Dari jumlah itu, sebanyak 442 tidak dikategorikan sebagai pidana pemilu dan 132 sisanya masuk dalam tindak pidana pemilu.
"Sebanyak 132 adalah tindak pidana pemilu yang kini diteruskan ke Polri," ujar Nico dalam sebuah diskusi bertajuk "Mengawal Integritas Pemilu" di Jakarta Pusat, Jumat (5/4/2019).
Baca juga: Survei Charta Politika: 45,6 Persen Responden Maklumi Politik Uang
Nico menjelaskan, 104 dari 132 laporan tindak pidana pemilu saat ini sedang diproses dan berada di tahap dua, atau berkas penyelidikan sudah lengkap dan siap untuk dibawa ke persidangan.
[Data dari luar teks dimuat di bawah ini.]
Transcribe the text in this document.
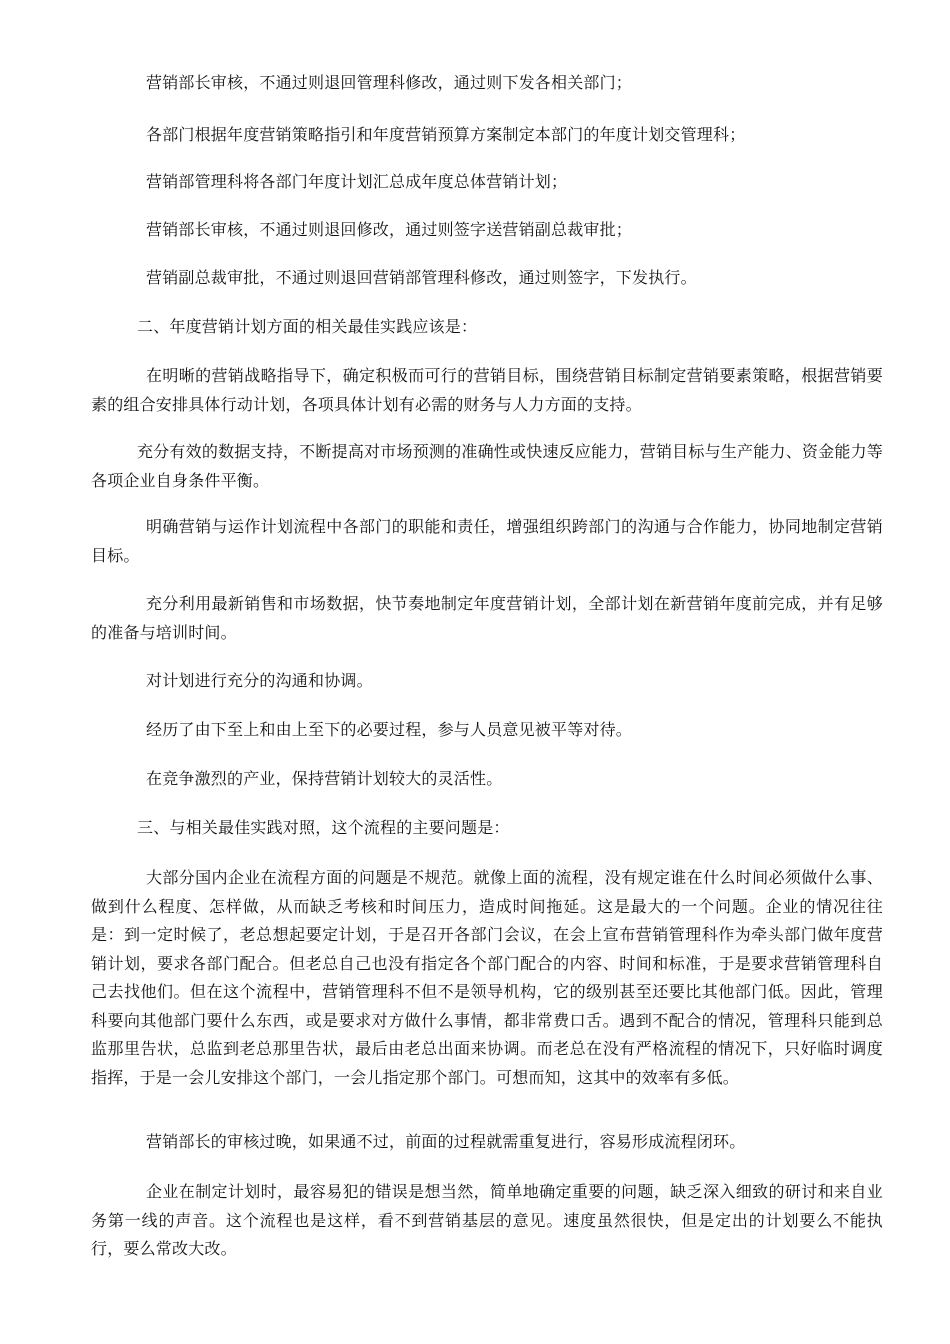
营销部长审核，不通过则退回管理科修改，通过则下发各相关部门；

各部门根据年度营销策略指引和年度营销预算方案制定本部门的年度计划交管理科；

营销部管理科将各部门年度计划汇总成年度总体营销计划；

营销部长审核，不通过则退回修改，通过则签字送营销副总裁审批；

营销副总裁审批，不通过则退回营销部管理科修改，通过则签字，下发执行。

二、年度营销计划方面的相关最佳实践应该是：

在明晰的营销战略指导下，确定积极而可行的营销目标，围绕营销目标制定营销要素策略，根据营销要素的组合安排具体行动计划，各项具体计划有必需的财务与人力方面的支持。

充分有效的数据支持，不断提高对市场预测的准确性或快速反应能力，营销目标与生产能力、资金能力等各项企业自身条件平衡。

明确营销与运作计划流程中各部门的职能和责任，增强组织跨部门的沟通与合作能力，协同地制定营销目标。

充分利用最新销售和市场数据，快节奏地制定年度营销计划，全部计划在新营销年度前完成，并有足够的准备与培训时间。

对计划进行充分的沟通和协调。

经历了由下至上和由上至下的必要过程，参与人员意见被平等对待。

在竞争激烈的产业，保持营销计划较大的灵活性。

三、与相关最佳实践对照，这个流程的主要问题是：

大部分国内企业在流程方面的问题是不规范。就像上面的流程，没有规定谁在什么时间必须做什么事、做到什么程度、怎样做，从而缺乏考核和时间压力，造成时间拖延。这是最大的一个问题。企业的情况往往是：到一定时候了，老总想起要定计划，于是召开各部门会议，在会上宣布营销管理科作为牵头部门做年度营销计划，要求各部门配合。但老总自己也没有指定各个部门配合的内容、时间和标准，于是要求营销管理科自己去找他们。但在这个流程中，营销管理科不但不是领导机构，它的级别甚至还要比其他部门低。因此，管理科要向其他部门要什么东西，或是要求对方做什么事情，都非常费口舌。遇到不配合的情况，管理科只能到总监那里告状，总监到老总那里告状，最后由老总出面来协调。而老总在没有严格流程的情况下，只好临时调度指挥，于是一会儿安排这个部门，一会儿指定那个部门。可想而知，这其中的效率有多低。

营销部长的审核过晚，如果通不过，前面的过程就需重复进行，容易形成流程闭环。

企业在制定计划时，最容易犯的错误是想当然，简单地确定重要的问题，缺乏深入细致的研讨和来自业务第一线的声音。这个流程也是这样，看不到营销基层的意见。速度虽然很快，但是定出的计划要么不能执行，要么常改大改。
Dari 132 kasus yang kini ditangani, lanjutnya, didominasi oleh dugaan politik uang sebanyak 31 perkara, lalu 10 perkara mengenai kampanye di luar jadwal, dan sisanya terkait perkara lain seperti alat peraga kampanye (APK).
"Politik uang ada 31 perkara, itu terjadi di Jakarta Timur, Jakarta Pusat, Semarang, dan beberapa wilayah di Indonesia bagian barat dan timur. Proses 31 perkara itu sudah P21 atau berkasnya sudah lengkap tinggal menunggu sidang," jelasnya.
Baca juga: PPATK Temukan Caleg yang Diduga Lakukan Politik Uang dengan Modus Asuransi Kecelakaan
Dia menuturkan bahwa 31 perkara politik uang masih dilakukan para calon legislatif dengan modus konvensional, yaitu membagi-bagikan uang ke masyarakat. Adapun nominal uang bervariasi.
Menjelang pelaksanaan Pemilu yang akan digelar 17 April 2019, seperti diungkapkan Nico, Polri juga akan fokus pada dana kampanye yang disalahgunakan caleg. Masyarakat juga diimbau aktif melaporkan kepada aparat jika melihat caleg melakukan politik uang.
"Masyarakat juga diminta menjadi saksi. Kita juga akan menfaatkan teknologi digital dengan mencari dan melacak rekaman atau video terkait pelanggaran tindak pidana pemilu," ucap Nico.